1864 opens to mixed reviews and accusations of historical inaccuracies

The DR epic '1864' – one of the most anticipated TV series ever made in Denmark, which kicked off on Sunday evening – has received mixed reviews from the Danish media.

The drama, which centres on the second Schleswig War between Denmark on one side and Prussia and Austria on the other, was given three out of six stars by Jyllands-Posten, Berlingske and Ekstra Bladet, while Politiken and BT gave the series five-star ratings following its debut.

“It is contradictory that the brilliantly huge ambition that drives '1864' also becomes its Achilles heel,” Jyllands-Posten wrote in its review.

Ekstra Bladet suggested “the war hasn't been lost yet, [but] the first battle was certainly no victory”.

Meanwhile, the more positive reviews underlined the stunning scenography. BT said the series opener “looked like it hit the bull's eye artistically”, while Politiken hailed the series' cinematography – done by Dan Laustsen – as being “some of the most beautiful Danish TV drama ever seen”.

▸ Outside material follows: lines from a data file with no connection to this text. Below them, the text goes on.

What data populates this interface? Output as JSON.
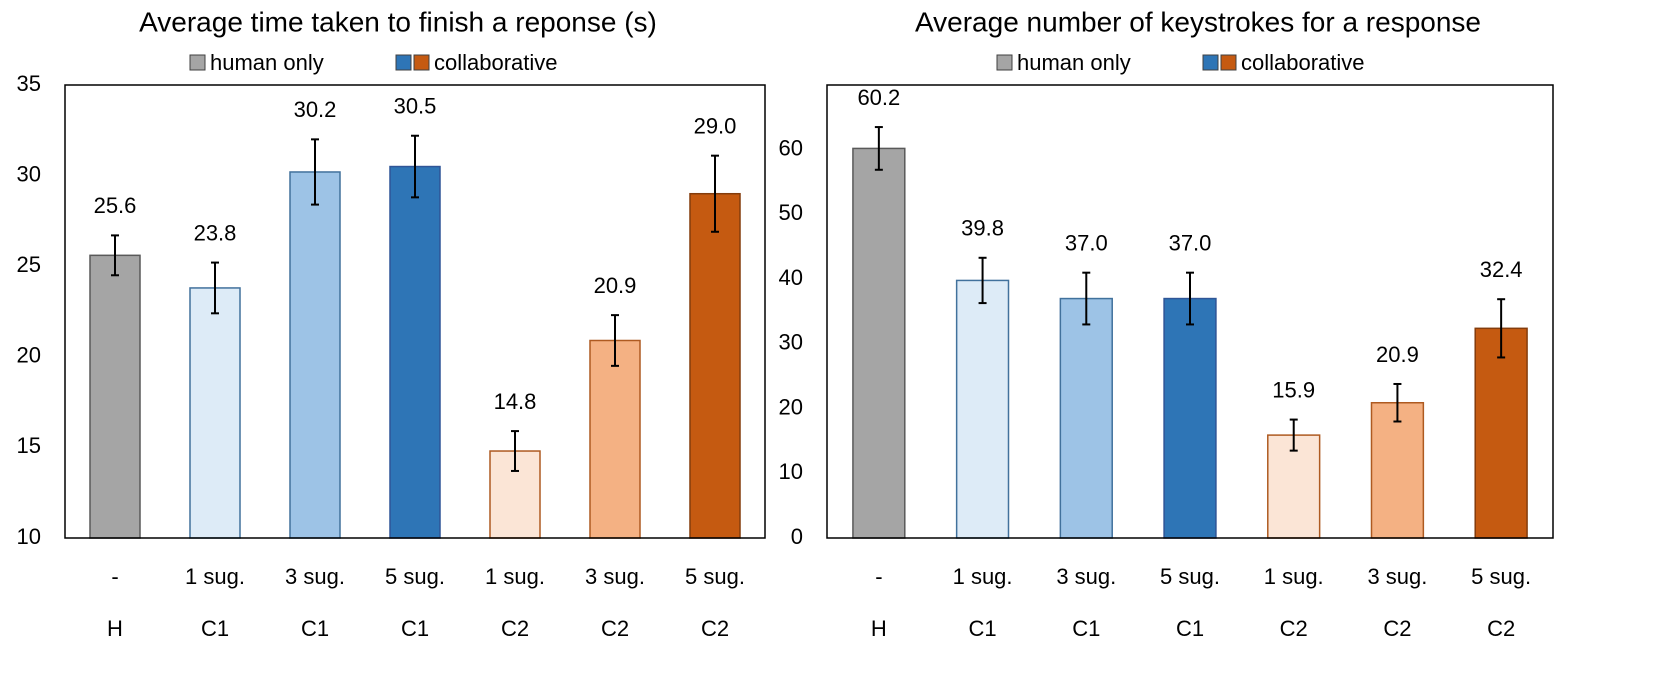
{
  "chart_data": [
    {
      "type": "bar",
      "title": "Average time taken to finish a reponse (s)",
      "legend": [
        {
          "name": "human only",
          "colors": [
            "#a5a5a5"
          ]
        },
        {
          "name": "collaborative",
          "colors": [
            "#2e75b6",
            "#c55a11"
          ]
        }
      ],
      "categories": [
        "-",
        "1 sug.",
        "3 sug.",
        "5 sug.",
        "1 sug.",
        "3 sug.",
        "5 sug."
      ],
      "groups": [
        "H",
        "C1",
        "C1",
        "C1",
        "C2",
        "C2",
        "C2"
      ],
      "values": [
        25.6,
        23.8,
        30.2,
        30.5,
        14.8,
        20.9,
        29.0
      ],
      "value_labels": [
        "25.6",
        "23.8",
        "30.2",
        "30.5",
        "14.8",
        "20.9",
        "29.0"
      ],
      "errors": [
        1.1,
        1.4,
        1.8,
        1.7,
        1.1,
        1.4,
        2.1
      ],
      "colors": [
        "#a5a5a5",
        "#ddebf7",
        "#9dc3e6",
        "#2e75b6",
        "#fbe5d6",
        "#f4b183",
        "#c55a11"
      ],
      "edgecolors": [
        "#595959",
        "#41719c",
        "#41719c",
        "#2f5597",
        "#ae5a21",
        "#ae5a21",
        "#843c0c"
      ],
      "ylim": [
        10,
        35
      ],
      "yticks": [
        10,
        15,
        20,
        25,
        30,
        35
      ]
    },
    {
      "type": "bar",
      "title": "Average number of keystrokes for a response",
      "legend": [
        {
          "name": "human only",
          "colors": [
            "#a5a5a5"
          ]
        },
        {
          "name": "collaborative",
          "colors": [
            "#2e75b6",
            "#c55a11"
          ]
        }
      ],
      "categories": [
        "-",
        "1 sug.",
        "3 sug.",
        "5 sug.",
        "1 sug.",
        "3 sug.",
        "5 sug."
      ],
      "groups": [
        "H",
        "C1",
        "C1",
        "C1",
        "C2",
        "C2",
        "C2"
      ],
      "values": [
        60.2,
        39.8,
        37.0,
        37.0,
        15.9,
        20.9,
        32.4
      ],
      "value_labels": [
        "60.2",
        "39.8",
        "37.0",
        "37.0",
        "15.9",
        "20.9",
        "32.4"
      ],
      "errors": [
        3.3,
        3.5,
        4.0,
        4.0,
        2.4,
        2.9,
        4.5
      ],
      "colors": [
        "#a5a5a5",
        "#ddebf7",
        "#9dc3e6",
        "#2e75b6",
        "#fbe5d6",
        "#f4b183",
        "#c55a11"
      ],
      "edgecolors": [
        "#595959",
        "#41719c",
        "#41719c",
        "#2f5597",
        "#ae5a21",
        "#ae5a21",
        "#843c0c"
      ],
      "ylim": [
        0,
        70
      ],
      "yticks": [
        0,
        10,
        20,
        30,
        40,
        50,
        60
      ]
    }
  ]
}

READ MORE: Every country has had an annus horribilis. Denmark's was 1864 …

Historical fallacies
Directed by Ole Bornedal, the eight-episode drama cost 173 million kroner to make – 360,416 kroner per minute – making it the most expensive TV series in Danish history.

But when it comes to history, the series has a number of inaccuracies according to the historian Jens Ole Christensen, who has written a number of books on the subject.

In particular, Christensen chided the series's contention that a rabid nationalism propelled Denmark into war.

“That's a very simplified explanation about what actually led to the war in 1864,” Christensen told Metroxpress newspaper. “It makes more sense as a contemporary comment than a historical description.”